U.S. Stocks to Watch: Apple, Intel, Nauticus Robotics, NANO Nuclear Energy and More

Tiger Newspress
31 Jan

These stocks were poised to make moves Friday:

Apple Inc. shares climbed 3.5% in premarket trading. Apple gave a reassuring revenue forecast for the current quarter, helping boost shares of the world’s most valuable company after its holiday results showed jarring declines for China and the iPhone.

Sales will grow by a percentage in the low- to mid-single digits, the company said during a conference call Thursday. Though that’s in line with the roughly 5% that analysts have been predicting, it was enough to soothe the nerves of investors following a mixed quarterly report.

Chip stocks jumped in premarket trading. Intel, SOXL up more than 2%; ASML, Super Micro, Applied Materials, Broadcom up 1%.

Intel Corp. reported better-than-projected fourth-quarter revenue, while the semiconductor maker cautioned that its push to become more competitive is still a work in progress.

While the $14.3 billion in fourth-quarter sales beat estimates, part of that was from customers in Asia ordering ahead of possible US tariffs, executives said. First-quarter sales will fall short of analysts’ projections because of weaker demand and market share loss to rivals.

Nauticus Robotics stock skyrocked 64% in premarket trading. Nauticus Robotics, a leading innovator in autonomous subsea robotics and software, has entered into a strategic alliance with Leidos to advance subsea autonomy solutions.

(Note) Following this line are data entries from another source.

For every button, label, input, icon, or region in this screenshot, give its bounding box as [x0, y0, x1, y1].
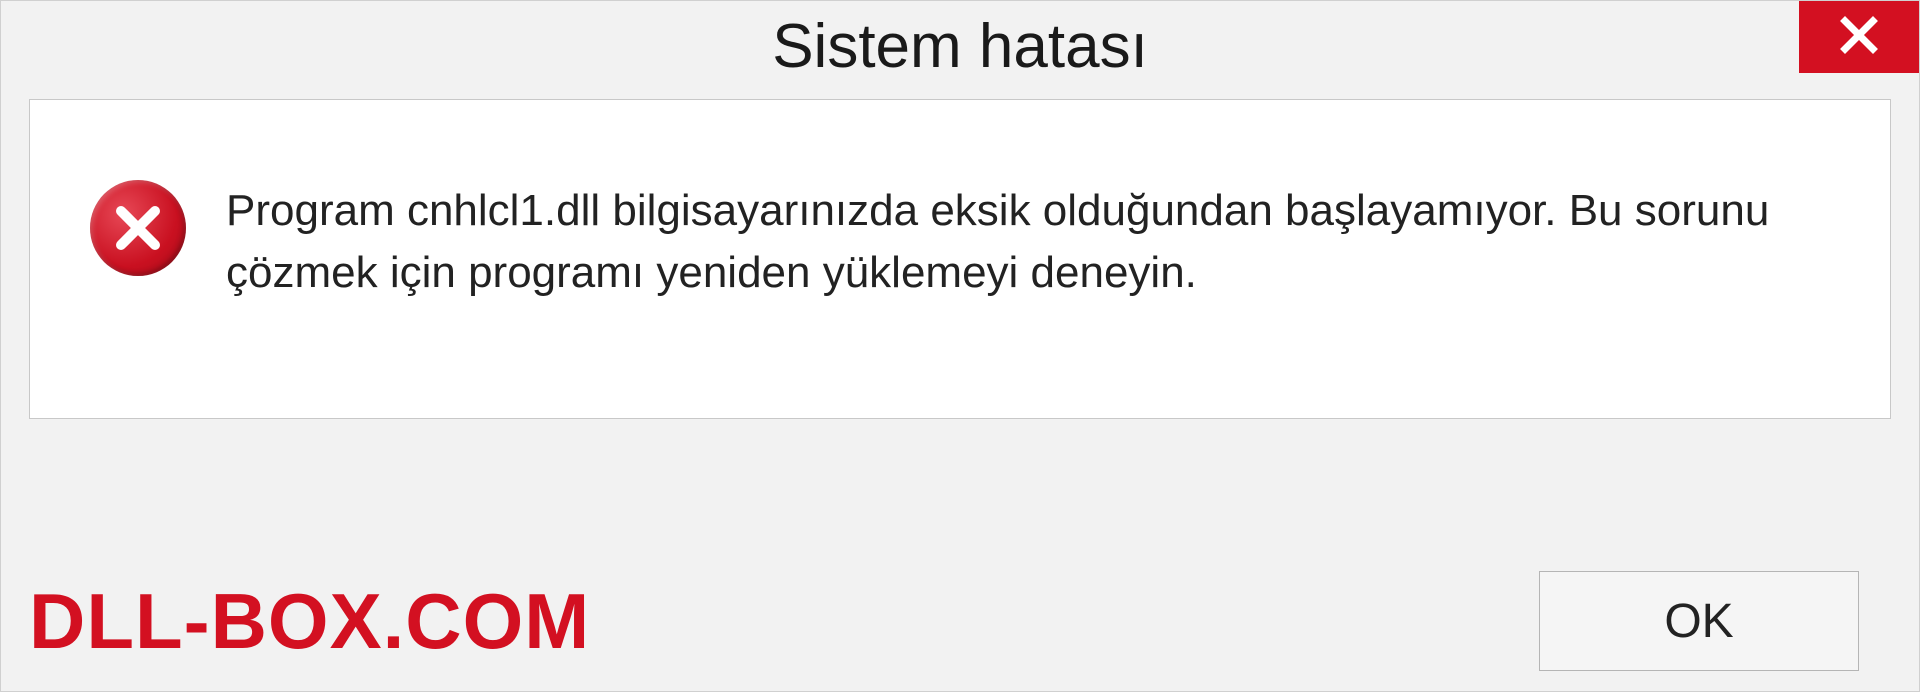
close-button[interactable]: [1799, 1, 1919, 73]
content-panel: Program cnhlcl1.dll bilgisayarınızda eks…: [29, 99, 1891, 419]
error-message: Program cnhlcl1.dll bilgisayarınızda eks…: [226, 180, 1826, 303]
footer-row: DLL-BOX.COM OK: [1, 571, 1919, 671]
dialog-title: Sistem hatası: [772, 11, 1148, 82]
error-icon: [90, 180, 186, 276]
ok-button[interactable]: OK: [1539, 571, 1859, 671]
close-icon: [1839, 15, 1879, 60]
titlebar: Sistem hatası: [1, 1, 1919, 91]
watermark-text: DLL-BOX.COM: [29, 576, 590, 667]
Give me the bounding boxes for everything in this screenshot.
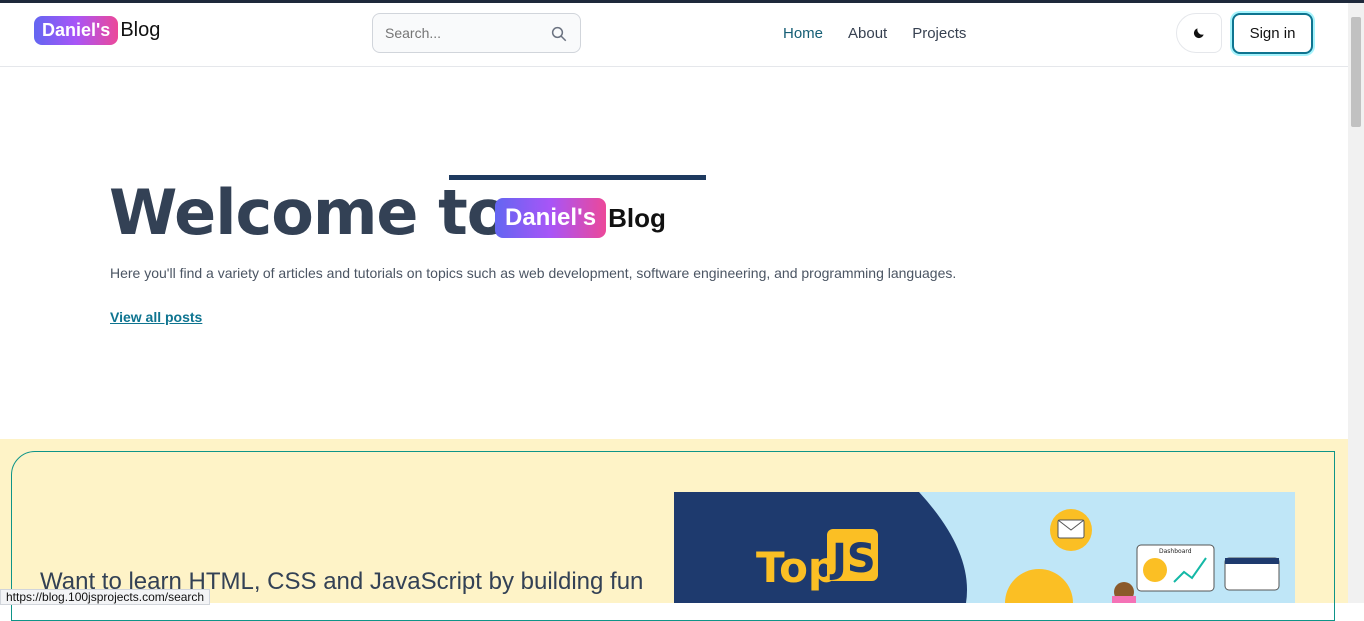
nav-projects[interactable]: Projects [912,25,966,42]
hero-description: Here you'll find a variety of articles a… [110,265,957,281]
page-scrollbar[interactable] [1348,3,1364,603]
search-icon[interactable] [550,25,568,43]
promo-image-top-text: Top [756,543,838,592]
navbar: Daniel's Blog Home About Projects Sign i… [0,3,1348,67]
hero-logo: Daniel's Blog [495,198,666,238]
search-input[interactable] [383,24,547,42]
promo-illustration: Top JS Dashboard [674,492,1280,603]
sign-in-button[interactable]: Sign in [1232,13,1313,54]
hero-title: Welcome to [109,176,509,249]
hero-accent-bar [449,175,706,180]
nav-home[interactable]: Home [783,25,823,42]
promo-image-dashboard-label: Dashboard [1159,548,1192,555]
theme-toggle-button[interactable] [1176,13,1222,53]
hero-logo-badge: Daniel's [495,198,607,238]
logo-badge: Daniel's [34,16,119,45]
hero-logo-text: Blog [608,202,666,233]
logo-text: Blog [120,19,161,41]
nav-about[interactable]: About [848,25,887,42]
main-nav: Home About Projects [783,25,991,42]
search-box[interactable] [372,13,581,53]
promo-image[interactable]: Top JS Dashboard [674,492,1295,603]
view-all-posts-link[interactable]: View all posts [110,309,202,325]
moon-icon [1193,28,1204,39]
scrollbar-thumb[interactable] [1351,17,1361,127]
site-logo[interactable]: Daniel's Blog [34,16,160,45]
promo-image-js-text: JS [829,536,876,582]
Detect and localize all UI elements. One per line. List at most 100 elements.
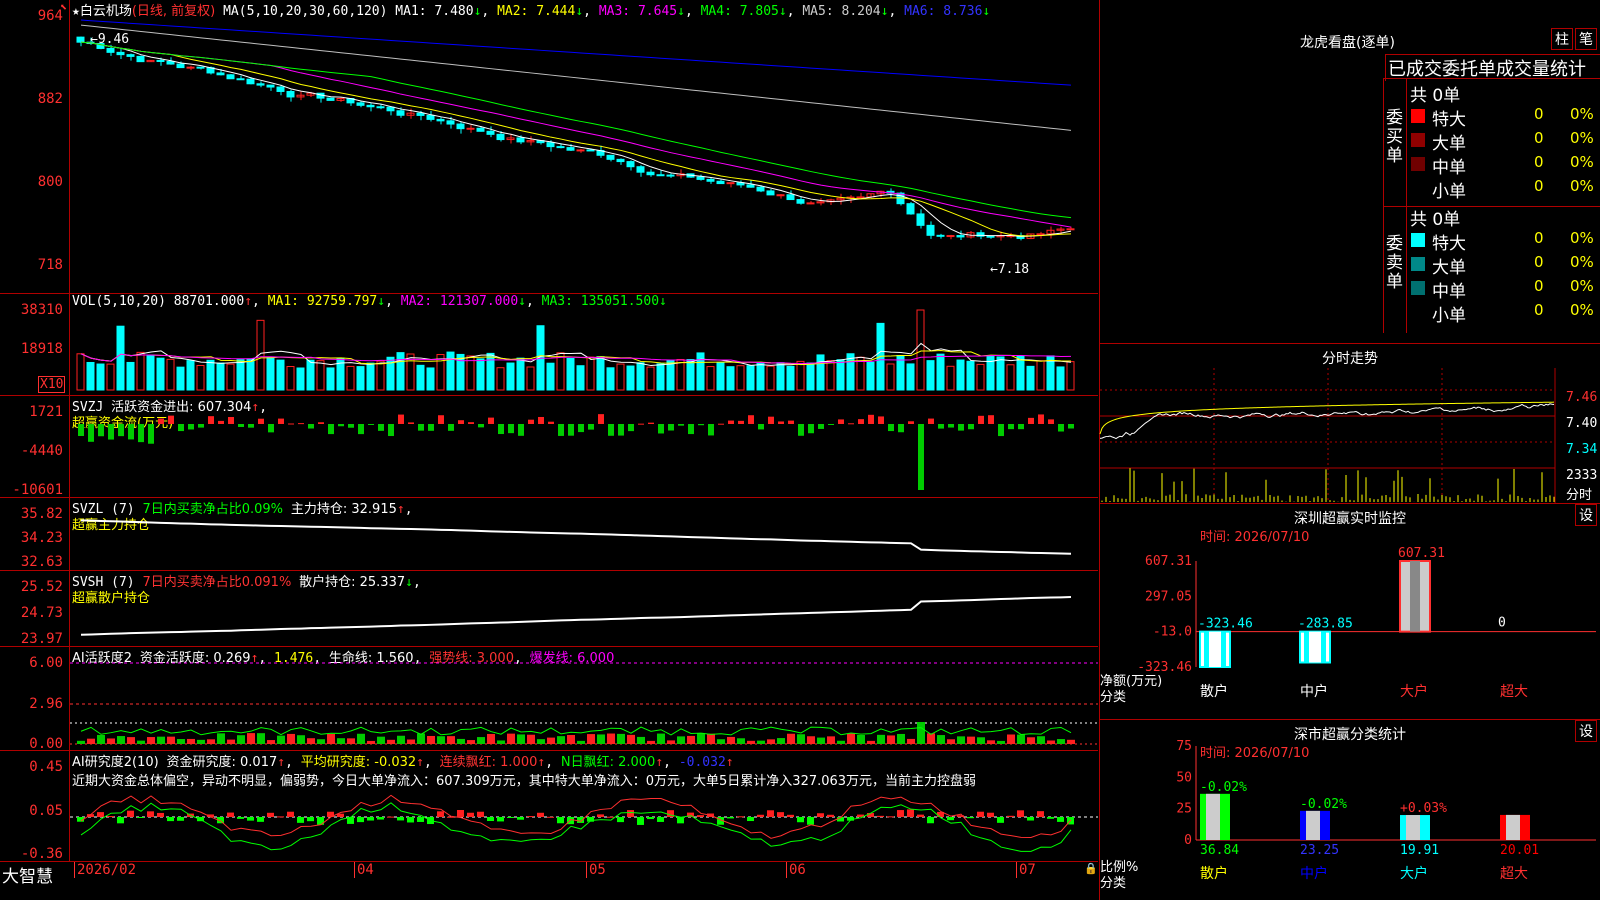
tick-mode-button[interactable]: 笔 — [1575, 28, 1597, 50]
toggle-arrow-icon[interactable]: ⬉ — [60, 0, 67, 14]
activity-bar — [117, 736, 125, 744]
order-class-label: 中单 — [1432, 158, 1466, 178]
candle — [576, 149, 585, 152]
volume-bar — [996, 356, 1005, 391]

The alliance builds on a successful prior collaboration between the two organizations, which was praised by their mutual customer for its seamless execution and synergy. This new alliance aims to combine the companies' complementary expertise to develop next-generation autonomous underwater systems capable of tackling increasingly complex missions.

Nano Nuclear Energy rose 3%. Nano Nuclear Energy said it has contracted with Thermal Engineering International to help with NNE's nuclear microreactor. The New York company, which specializes in small modular reactors to produce nuclear energy, plans to work with Thermal Engineering to design and fabricate heat exchangers for its microreactor.

Thermal Energy is a supplier of heat-transfer technology to the electric-power-generation industry.